Example keywords.txt file:

unsubscribe
opt-out
cancel subscription
unsubscribe from this list
update your preferences
  1. Install the project dependencies using the command pip install -r requirements.txt in the terminal;

  2. Save the content below in a file called script.py

import imapclient
import email
import os
from dotenv import load_dotenv
from bs4 import BeautifulSoup
from urllib.parse import urljoin
from email.header import decode_header

# carrega as variáveis de ambiente do arquivo .env
load_dotenv()

# Insira suas credenciais do Outlook aqui
email_address = os.getenv('EMAIL_ADDRESS')
email_password = os.getenv('EMAIL_PASSWORD')

# Leia as palavras-chave de um arquivo de texto
with open('keywords.txt', 'r', encoding='utf-8') as file:
    keywords = [line.strip().lower() for line in file]

unseen_only = os.getenv('UNSEEN')
if unseen_only is None or unseen_only.lower() == 'true':
    search_criteria = ['UNSEEN']
else:
    search_criteria = ['ALL']

# Conectar à caixa de entrada do Outlook
imap_server = os.getenv('IMAP_SERVER')
imap_ssl = os.getenv('IMAP_SSL')
client = imapclient.IMAPClient(imap_server, ssl=imap_ssl)
client.login(email_address, email_password)
folders = os.getenv('FOLDERS_EMAIL').split(',')
links_info = []

for folder in folders:
    # Conectar à pasta atual
    client.select_folder(folder, readonly=True)

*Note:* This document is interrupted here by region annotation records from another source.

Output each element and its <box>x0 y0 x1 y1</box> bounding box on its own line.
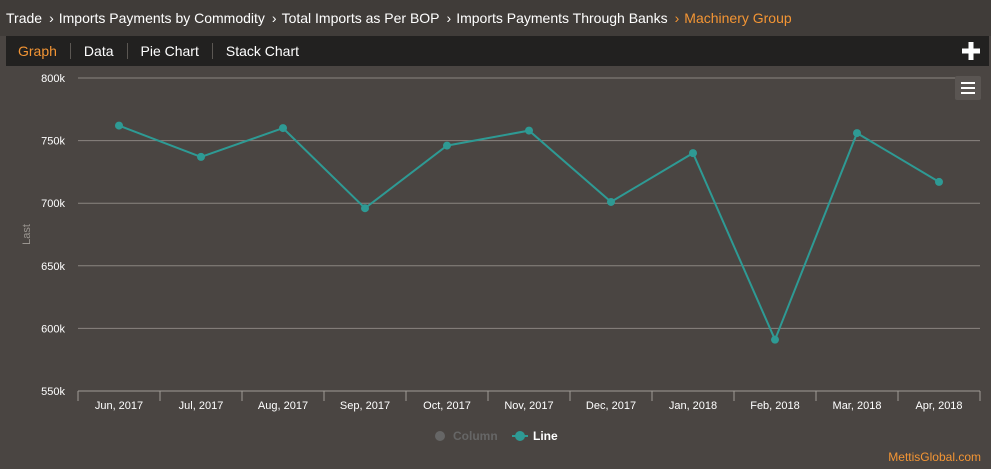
breadcrumb-item[interactable]: › Imports Payments Through Banks <box>440 10 668 26</box>
plus-icon[interactable] <box>961 41 981 61</box>
x-tick-label: Jan, 2018 <box>669 400 717 412</box>
y-tick-label: 600k <box>41 323 65 335</box>
legend-symbol <box>515 431 525 441</box>
y-tick-label: 800k <box>41 73 65 85</box>
chevron-right-icon: › <box>271 10 277 26</box>
x-tick-label: Jun, 2017 <box>95 400 143 412</box>
chevron-right-icon: › <box>674 10 680 26</box>
x-tick-label: Nov, 2017 <box>504 400 553 412</box>
breadcrumb-label: Trade <box>6 10 43 26</box>
data-point <box>689 149 697 158</box>
tab-data[interactable]: Data <box>69 43 127 59</box>
data-point <box>771 335 779 344</box>
breadcrumb-label: Imports Payments by Commodity <box>58 10 265 26</box>
data-point <box>197 152 205 161</box>
legend-item-column[interactable]: Column <box>435 429 498 443</box>
legend-label: Column <box>453 429 498 443</box>
breadcrumb-item[interactable]: › Total Imports as Per BOP <box>265 10 440 26</box>
y-tick-label: 750k <box>41 136 65 148</box>
y-axis-title: Last <box>21 224 33 245</box>
data-point <box>607 197 615 206</box>
data-point <box>279 124 287 133</box>
breadcrumb-item: › Machinery Group <box>668 10 792 26</box>
legend-symbol <box>435 431 445 441</box>
x-tick-label: Oct, 2017 <box>423 400 471 412</box>
breadcrumb-item[interactable]: Trade <box>6 10 42 26</box>
data-point <box>361 204 369 213</box>
x-tick-label: Mar, 2018 <box>833 400 882 412</box>
breadcrumb-label: Machinery Group <box>684 10 792 26</box>
y-tick-label: 550k <box>41 386 65 398</box>
legend-item-line[interactable]: Line <box>512 429 558 443</box>
x-tick-label: Feb, 2018 <box>750 400 800 412</box>
x-tick-label: Apr, 2018 <box>915 400 962 412</box>
chevron-right-icon: › <box>49 10 54 26</box>
y-tick-label: 650k <box>41 261 65 273</box>
series-line-line <box>118 124 940 343</box>
tab-pie-chart[interactable]: Pie Chart <box>126 43 212 59</box>
line-chart: 550k 600k 650k 700k 750k 800k Jun, 2017 Jul, 20… <box>21 73 981 443</box>
breadcrumb-label: Total Imports as Per BOP <box>281 10 440 26</box>
tab-stack-chart[interactable]: Stack Chart <box>211 43 312 59</box>
x-tick-label: Aug, 2017 <box>258 400 308 412</box>
x-tick-label: Jul, 2017 <box>179 400 224 412</box>
data-point <box>935 177 943 186</box>
x-tick-label: Sep, 2017 <box>340 400 390 412</box>
chart-menu-button[interactable] <box>955 76 981 100</box>
x-tick-label: Dec, 2017 <box>586 400 636 412</box>
chevron-right-icon: › <box>446 10 452 26</box>
data-point <box>115 121 123 130</box>
data-point <box>525 126 533 135</box>
breadcrumb-item[interactable]: › Imports Payments by Commodity <box>42 10 265 26</box>
y-tick-label: 700k <box>41 198 65 210</box>
breadcrumb: Trade › Imports Payments by Commodity › Tota… <box>0 0 991 36</box>
breadcrumb-label: Imports Payments Through Banks <box>456 10 668 26</box>
legend-label: Line <box>533 429 558 443</box>
data-point <box>853 129 861 138</box>
tab-graph[interactable]: Graph <box>6 43 70 59</box>
watermark: MettisGlobal.com <box>888 450 981 464</box>
chart-tab-bar: Graph Data Pie Chart Stack Chart <box>6 36 989 66</box>
hamburger-menu-icon <box>961 82 975 94</box>
data-point <box>443 141 451 150</box>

    # Buscar e-mails não lidos
    messages = client.search(search_criteria)

    # Iterar pelos e-mails
    for msg_id in messages:
        msg_data = client.fetch(msg_id, ['RFC822'])
        msg = email.message_from_bytes(msg_data[msg_id][b'RFC822'])

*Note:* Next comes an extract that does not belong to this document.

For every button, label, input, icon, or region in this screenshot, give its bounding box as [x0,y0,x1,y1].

        # Verificar se o e-mail é HTML
        if msg.is_multipart():
            for part in msg.walk():
                if part.get_content_type() == 'text/html':
                    html_content = part.get_payload(decode=True)
                    break
        else:
            if msg.get_content_type() == 'text/html':
                html_content = msg.get_payload(decode=True)
            else:
                continue

        # Extrair links usando BeautifulSoup
        soup = BeautifulSoup(html_content, 'html.parser')
        for link in soup.find_all('a', href=True):
            href = link['href']
            text = link.text.lower()

            # Verificar se alguma das palavras-chave está presente no texto do link
            if any(keyword in text for keyword in keywords):
                # Evitar links repetidos
                if href not in [info['link'] for info in links_info]:
                    # Decodificar o campo "From"
                    decoded_from = decode_header(msg['From'])
                    from_email = ''.join([str(part, encoding or 'utf-8') if isinstance(part, bytes) else part for part, encoding in decoded_from])

                    # Decodificar o campo "Subject"
                    decoded_subject = decode_header(msg['Subject'])
                    #subject = ''.join([str(part, encoding or 'utf-8') if isinstance(part, bytes) else part for part, encoding in decoded_subject])
                    subject = ''.join([str(part, encoding or 'utf-8') if isinstance(part, bytes) else part for part, encoding in decoded_subject if encoding != 'unknown-8bit'])

                    # Armazenar informações em um dicionário
                    link_info = {'from': from_email, 'subject': subject, 'link': href}
                    links_info.append(link_info)
                    # print(f'Link encontrado: {href}')

# Encerrar a conexão com o servidor de e-mail
client.logout()

# Gerar conteúdo HTML
template_path = os.path.join(os.path.dirname(__file__), 'templates', 'template.html')

with open(template_path, 'r') as f:
    html_template = f.read()

# Gerar linhas da tabela
table_rows = ''
for info in links_info:
    row = f'<tr><td>{info["from"]}</td><td>{info["subject"]}</td><td><a href="{info["link"]}">Clique aqui para descadastrar</a></td></tr>'
    table_rows += row

# Combinar modelo HTML e linhas da tabela
html_content = html_template.format(table_rows=table_rows)

# Salvar conteúdo HTML em um arquivo
with open('unsubscribe_links.html', 'w', encoding='utf-8') as file:
    file.write(html_content)

print('Arquivo HTML gerado: unsubscribe_links.html')
  1. Run the script using the command python unsubscribe_links.py in the terminal;

  2. Check if the unsubscribe_links.html file was successfully generated in the root of the project.